People can convince themselves to believe anything, or so it would seem, as the financial meltdown continues to unfold and, unfortunately, expand.

Isn’t it amazing how clear it becomes once something collapses that it was all just another version of that oldest of architectural tricks–the house of cards. But while it was happening, there are usually only a very few isolated voices trying to pierce the din with warnings and other cautionary reminders.

People, it seems, just love getting caught up in a mania. Let’s fly with emotion, and reason be damned.

It doesn’t matter whether that mania is for stocks of start-up technology companies whose horizon for any kind of meaningful profit is somewhere over the rainbow; or for real estate investments that supposedly can be flipped for huge profits ad infinitum; or, going back in history and across the ocean, for tulip bulbs.

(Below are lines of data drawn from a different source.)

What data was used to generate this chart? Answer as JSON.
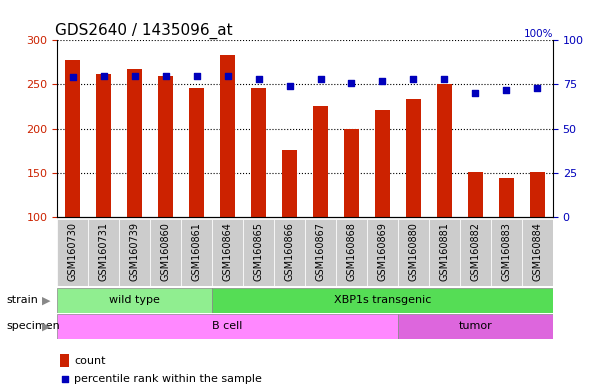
{
  "title": "GDS2640 / 1435096_at",
  "samples": [
    "GSM160730",
    "GSM160731",
    "GSM160739",
    "GSM160860",
    "GSM160861",
    "GSM160864",
    "GSM160865",
    "GSM160866",
    "GSM160867",
    "GSM160868",
    "GSM160869",
    "GSM160880",
    "GSM160881",
    "GSM160882",
    "GSM160883",
    "GSM160884"
  ],
  "counts": [
    278,
    262,
    267,
    260,
    246,
    283,
    246,
    176,
    226,
    200,
    221,
    233,
    250,
    151,
    144,
    151
  ],
  "percentiles": [
    79,
    80,
    80,
    80,
    80,
    80,
    78,
    74,
    78,
    76,
    77,
    78,
    78,
    70,
    72,
    73
  ],
  "ylim_left": [
    100,
    300
  ],
  "ylim_right": [
    0,
    100
  ],
  "yticks_left": [
    100,
    150,
    200,
    250,
    300
  ],
  "yticks_right": [
    0,
    25,
    50,
    75,
    100
  ],
  "strain_groups": [
    {
      "label": "wild type",
      "start": 0,
      "end": 5,
      "color": "#90EE90"
    },
    {
      "label": "XBP1s transgenic",
      "start": 5,
      "end": 16,
      "color": "#55DD55"
    }
  ],
  "specimen_groups": [
    {
      "label": "B cell",
      "start": 0,
      "end": 11,
      "color": "#FF88FF"
    },
    {
      "label": "tumor",
      "start": 11,
      "end": 16,
      "color": "#DD66DD"
    }
  ],
  "bar_color": "#CC2200",
  "dot_color": "#0000BB",
  "bar_width": 0.5,
  "grid_color": "black",
  "title_fontsize": 11,
  "tick_label_fontsize": 7,
  "axis_color_left": "#CC2200",
  "axis_color_right": "#0000BB",
  "xtick_bg": "#CCCCCC"
}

And let’s face it, it’s not just individuals that get caught up in the madness. It’s whole swaths of the population, not to mention whole segments of the business world. And it’s this factor that makes the situation so interesting. After all, how much would anybody really care about only one lemming diving off a cliff?

No, it’s the fact of their collective madness that has made lemmings a reference point for human conduct.

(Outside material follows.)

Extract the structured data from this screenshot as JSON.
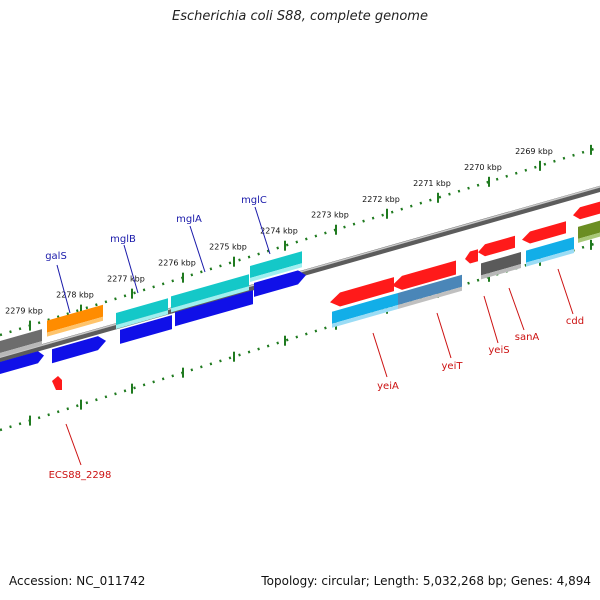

All of this brings to mind some of the lessons we really should be teaching our kids in school (and at home) but which seem to be getting short shrift in our educational factories.

First lesson: If something seems to be too good to be true, it is.

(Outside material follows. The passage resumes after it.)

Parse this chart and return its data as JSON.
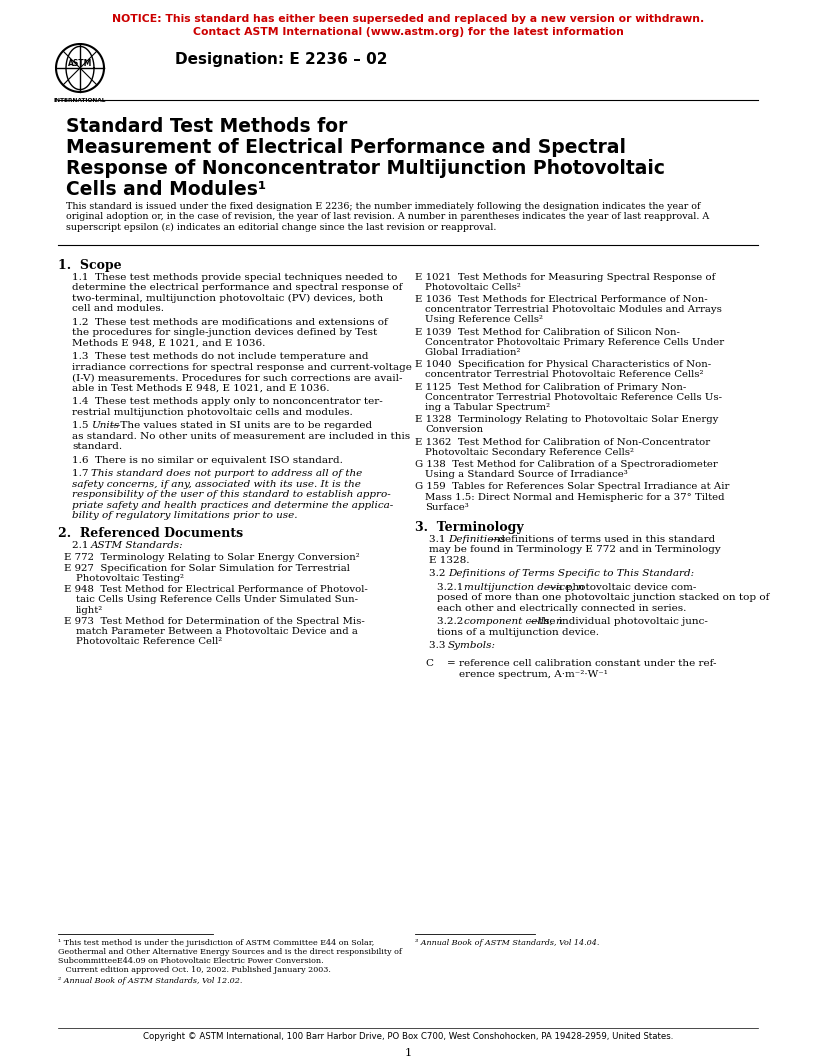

The sage graybeards among you will pooh-pooh, saying “that’s only common sense.” To which my reply would be “it ain’t that common.”

The whole point, after all, about these manias that grab us is that the up-and-down cycle so intrinsic to life has been banished: tech stock prices can only go up; housing prices can only keep rising; someone somewhere will give me more for my tulip bulb than I paid for it.

Second lesson: Debt bites. And once it sinks its teeth in, it’s hard to pull them out. Tennessee Ernie Ford sang it best some 50 years ago in a song called “Sixteen Tons,” whose refrain started with the words, “Sixteen tons and what do you get? Another day older and deeper in debt.”

Just think of the expressions we use to characterize debt: monkey on your back, ball and chain. Yet these images seem to be powerless in helping many people resist the siren song of buying what they can’t afford simply because they want it and won’t wait until they have the wherewithal to get it.

We need to start constantly reinforcing with our kids (and ourselves as a society, obviously) what Mr. Micawber finally learned in “David Copperfield”: “Annual income twenty pounds, annual expenditure nineteen nineteen six, result happiness. Annual income twenty pounds, annual expenditure twenty pounds ought and six, result misery.”

(For the sake of our kids, though, let’s translate that into American currency.)

Third, while you may think that rainy days will never come, save for them anyway. “Let a smile be your umbrella” was a big hit many years back, but I think experience has shown there’s nothing so rainproof as having money in the bank.

Going back to lemmings, most accounts or pictures show them at the moment of diving, as if that were the end of it. But taking the process to its natural end, it becomes clear that lemmings are not the (real) animal world equivalent of Wily Coyote who “pick themselves up, dust themselves off and start all over again.”

They pay a stiff price for their madness–and so do we, it seems, over and over and over.